Em meio a crise, venezuelano diz que Bitcoin esta mantendo sua família viva

O economista venezuelano Carlos Hernández disse que as criptomoedas ajudaram seu irmão Juan, 28, a escapar da Venezuela no ano passado. Em uma matéria da New York Times, Hernández também diz que ele mantém todo seu dinheiro em Bitcoin, já que mantê-lo em bolívares, a moeda oficial da Venezuela, seria “suicídio financeiro”.

“A última vez que verifiquei, a taxa de inflação diária ficou em torno de 3,5% . Isso é inflação diária; a taxa de inflação anual para 2018 foi de quase 1,7 milhões por cento. Eu não tenho uma conta bancária no exterior e, com os controles cambiais da Venezuela, não há nenhuma maneira fácil de usar uma moeda estrangeira convencional, como dólares americanos.”

A LocalBitcoins, uma plataforma de negociação de criptomoedas peer-to-peer, em que as pessoas estão negociando bitcoin, vem divulgando volumes de transações recordes na Venezuela. Mas mesmo com a plataforma disponível via internet, as transações feitas com bolívares são limitadas.

“Eu não posso transferir muitos Bitcoins de uma só vez, no entanto. O governo não monitora transações em criptomoedas (ainda), mas monitora transações em bolívares – e qualquer valor de cerca de US $ 50 ou mais congelará automaticamente sua conta até que você possa explicar ao seu banco de onde vêm os fundos.

Você poderia dizer que as criptomoedas salvaram nossa família.

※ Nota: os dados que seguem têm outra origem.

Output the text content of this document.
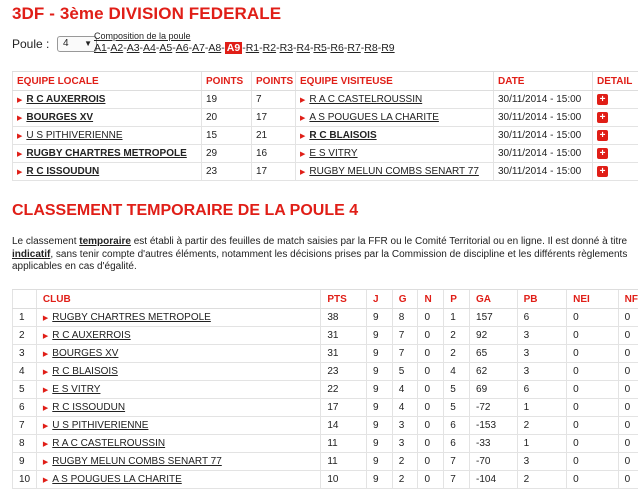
3DF - 3ème DIVISION FEDERALE
Poule :	4 ▼
Composition de la poule
A1-A2-A3-A4-A5-A6-A7-A8- A9 -R1-R2-R3-R4-R5-R6-R7-R8-R9
EQUIPE LOCALE	POINTS	POINTS	EQUIPE VISITEUSE	DATE	DETAIL
▶ R C AUXERROIS	19	7	▶ R A C CASTELROUSSIN	30/11/2014 - 15:00	+
▶ BOURGES XV	20	17	▶ A S POUGUES LA CHARITE	30/11/2014 - 15:00	+
▶ U S PITHIVERIENNE	15	21	▶ R C BLAISOIS	30/11/2014 - 15:00	+
▶ RUGBY CHARTRES METROPOLE	29	16	▶ E S VITRY	30/11/2014 - 15:00	+
▶ R C ISSOUDUN	23	17	▶ RUGBY MELUN COMBS SENART 77	30/11/2014 - 15:00	+
CLASSEMENT TEMPORAIRE DE LA POULE 4
Le classement temporaire est établi à partir des feuilles de match saisies par la FFR ou le Comité Territorial ou en ligne. Il est donné à titre indicatif, sans tenir compte d'autres éléments, notamment les décisions prises par la Commission de discipline et les différents règlements applicables en cas d'égalité.
	CLUB	PTS	J	G	N	P	GA	PB	NEI	NF
1	▶ RUGBY CHARTRES METROPOLE	38	9	8	0	1	157	6	0	0
2	▶ R C AUXERROIS	31	9	7	0	2	92	3	0	0
3	▶ BOURGES XV	31	9	7	0	2	65	3	0	0
4	▶ R C BLAISOIS	23	9	5	0	4	62	3	0	0
5	▶ E S VITRY	22	9	4	0	5	69	6	0	0
6	▶ R C ISSOUDUN	17	9	4	0	5	-72	1	0	0
7	▶ U S PITHIVERIENNE	14	9	3	0	6	-153	2	0	0
8	▶ R A C CASTELROUSSIN	11	9	3	0	6	-33	1	0	0
9	▶ RUGBY MELUN COMBS SENART 77	11	9	2	0	7	-70	3	0	0
10	▶ A S POUGUES LA CHARITE	10	9	2	0	7	-104	2	0	0
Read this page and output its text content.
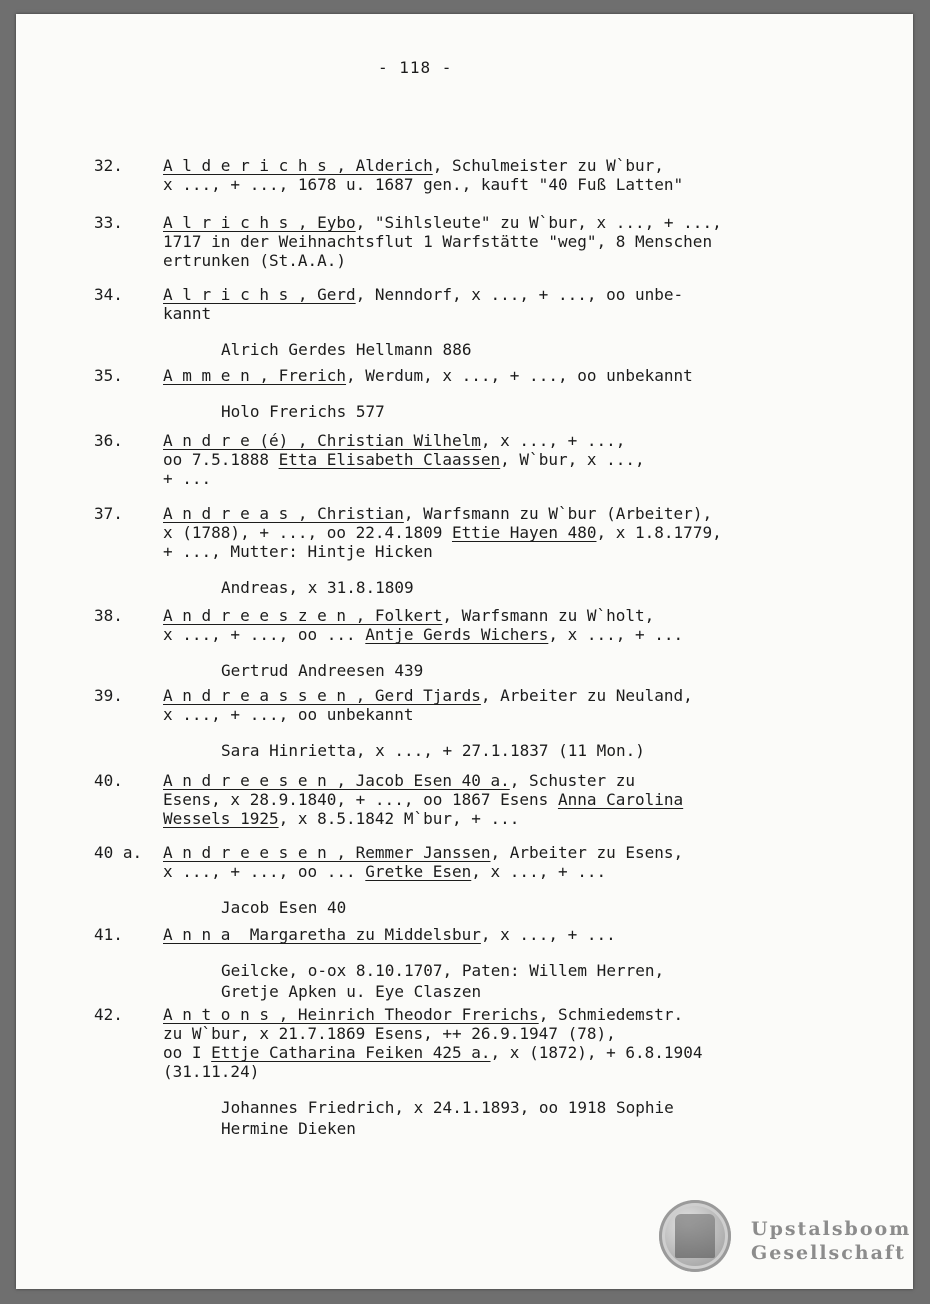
- 118 -
32.	A l d e r i c h s , Alderich, Schulmeister zu W`bur,
x ..., + ..., 1678 u. 1687 gen., kauft "40 Fuß Latten"
33.	A l r i c h s , Eybo, "Sihlsleute" zu W`bur, x ..., + ...,
1717 in der Weihnachtsflut 1 Warfstätte "weg", 8 Menschen
ertrunken (St.A.A.)
34.	A l r i c h s , Gerd, Nenndorf, x ..., + ..., oo unbe-
kannt
Alrich Gerdes Hellmann 886
35.	A m m e n , Frerich, Werdum, x ..., + ..., oo unbekannt
Holo Frerichs 577
36.	A n d r e (é) , Christian Wilhelm, x ..., + ...,
oo 7.5.1888 Etta Elisabeth Claassen, W`bur, x ...,
+ ...
37.	A n d r e a s , Christian, Warfsmann zu W`bur (Arbeiter),
x (1788), + ..., oo 22.4.1809 Ettie Hayen 480, x 1.8.1779,
+ ..., Mutter: Hintje Hicken
Andreas, x 31.8.1809
38.	A n d r e e s z e n , Folkert, Warfsmann zu W`holt,
x ..., + ..., oo ... Antje Gerds Wichers, x ..., + ...
Gertrud Andreesen 439
39.	A n d r e a s s e n , Gerd Tjards, Arbeiter zu Neuland,
x ..., + ..., oo unbekannt
Sara Hinrietta, x ..., + 27.1.1837 (11 Mon.)
40.	A n d r e e s e n , Jacob Esen 40 a., Schuster zu
Esens, x 28.9.1840, + ..., oo 1867 Esens Anna Carolina
Wessels 1925, x 8.5.1842 M`bur, + ...
40 a. A n d r e e s e n , Remmer Janssen, Arbeiter zu Esens,
x ..., + ..., oo ... Gretke Esen, x ..., + ...
Jacob Esen 40
41.	A n n a  Margaretha zu Middelsbur, x ..., + ...
Geilcke, o-ox 8.10.1707, Paten: Willem Herren,
Gretje Apken u. Eye Claszen
42.	A n t o n s , Heinrich Theodor Frerichs, Schmiedemstr.
zu W`bur, x 21.7.1869 Esens, ++ 26.9.1947 (78),
oo I Ettje Catharina Feiken 425 a., x (1872), + 6.8.1904
(31.11.24)
Johannes Friedrich, x 24.1.1893, oo 1918 Sophie
Hermine Dieken
Upstalsboom
Gesellschaft
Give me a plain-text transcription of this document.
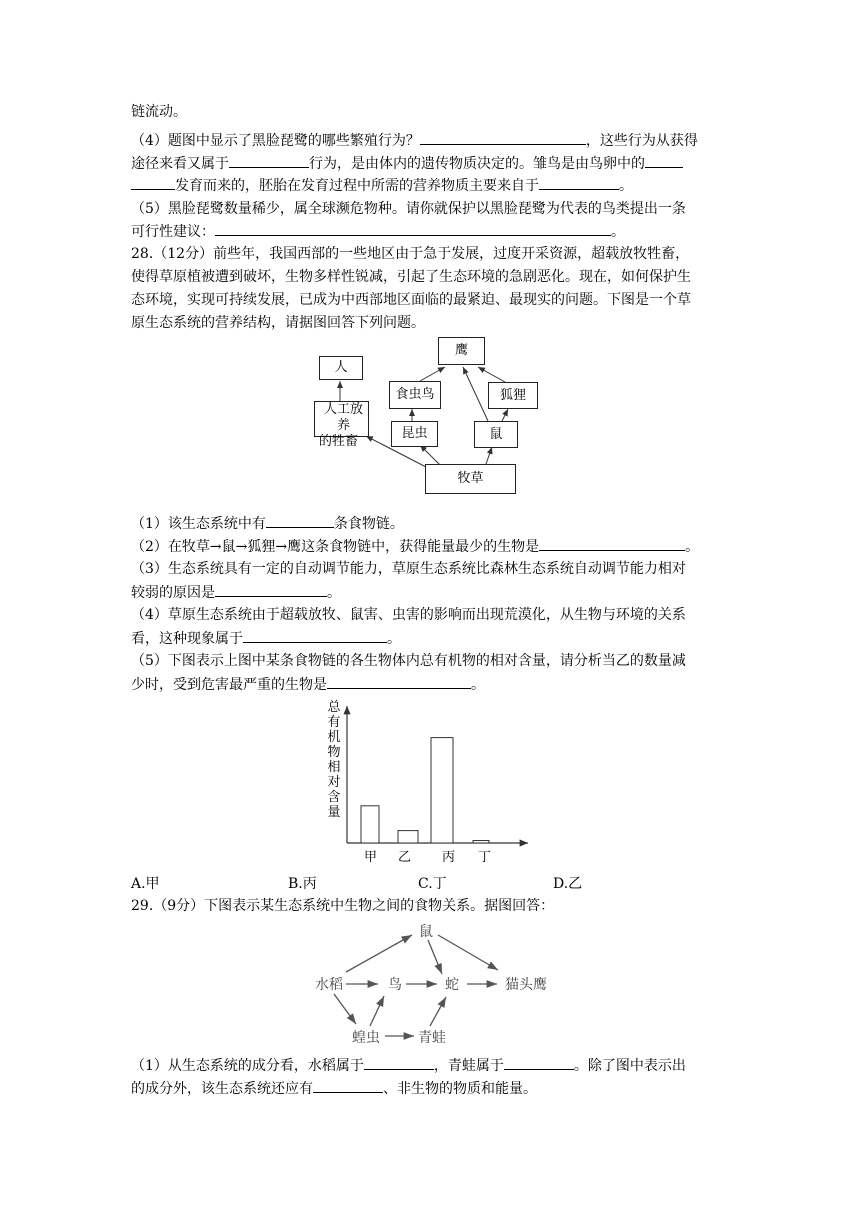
链流动。
（4）题图中显示了黑脸琵鹭的哪些繁殖行为？	，这些行为从获得
途径来看又属于	行为，是由体内的遗传物质决定的。雏鸟是由鸟卵中的
发育而来的，胚胎在发育过程中所需的营养物质主要来自于	。
（5）黑脸琵鹭数量稀少，属全球濒危物种。请你就保护以黑脸琵鹭为代表的鸟类提出一条
可行性建议：	。
28.（12分）前些年，我国西部的一些地区由于急于发展，过度开采资源，超载放牧牲畜，
使得草原植被遭到破坏，生物多样性锐减，引起了生态环境的急剧恶化。现在，如何保护生
态环境，实现可持续发展，已成为中西部地区面临的最紧迫、最现实的问题。下图是一个草
原生态系统的营养结构，请据图回答下列问题。
人
鹰
食虫鸟	狐狸
人工放养
的牲畜
昆虫	鼠
牧草
（1）该生态系统中有	条食物链。
（2）在牧草→鼠→狐狸→鹰这条食物链中，获得能量最少的生物是	。
（3）生态系统具有一定的自动调节能力，草原生态系统比森林生态系统自动调节能力相对
较弱的原因是	。
（4）草原生态系统由于超载放牧、鼠害、虫害的影响而出现荒漠化，从生物与环境的关系
看，这种现象属于	。
（5）下图表示上图中某条食物链的各生物体内总有机物的相对含量，请分析当乙的数量减
少时，受到危害最严重的生物是	。
总有机物相对含量
甲 乙 丙 丁
A.甲	B.丙	C.丁	D.乙
29.（9分）下图表示某生态系统中生物之间的食物关系。据图回答：
鼠
水稻	鸟	蛇	猫头鹰
蝗虫	青蛙
（1）从生态系统的成分看，水稻属于	，青蛙属于	。除了图中表示出
的成分外，该生态系统还应有	、非生物的物质和能量。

A Venezuela testemunhou uma saída em massa de quase três milhões de pessoas, com quase um milhão fugindo para a vizinha Colômbia.

O líder da oposição, Juan Guaidó, tem lutado contra o presidente venezuelano, Nicolás Maduro, enquanto o duelo político na Venezuela afunda ainda mais a nação na agravada crise humanitária.

De acordo com Hernandez, não é possível comprar leite perto de sua casa.

“Eu sai para comprar leite. Eu fui a cada uma das lojas a uma curta distância da minha casa que não fechou no ano passado. Nenhuma das 20 tinha leite.”

No sábado, Maduro cortou relações com a Colômbia e rejeitou ajuda, incluindo alimentos e medicamentos, destinada a venezuelanos que fica nas fronteiras da Colômbia e do Brasil.

Diplomatas colombianos foram expulsos da Venezuela.

Enquanto caminhões que transportam ajuda tentam atravessar a fronteira brasileira, a violência aumenta.

Caminhões que atravessavam a ponte internacional Francisco de Paula Santander, ligando Urena, Venezuela e Cucuta, na Colômbia, foram incendiados.

2 of the 4 humanitarian aid trucks that attempted to get aid into Venezuela on Francisco de Paula Santander bridge are now on fire#Venezuela #23Fpic.twitter.com/geK9yDTNer

— CNW (@ConflictsW) February 23, 2019

O New York Times informou que a violência se tornou mortal e que dois manifestantes foram mortos em Santa Elena de Uairén, onde “a Guarda Nacional disparou gás lacrimogêneo e munição em civis e atacou contra eles em veículos armados”.

Os cidadãos também estão postando vídeos perturbadores de conflitos mortais.

Maduro, entretanto, ainda mantém adeptos.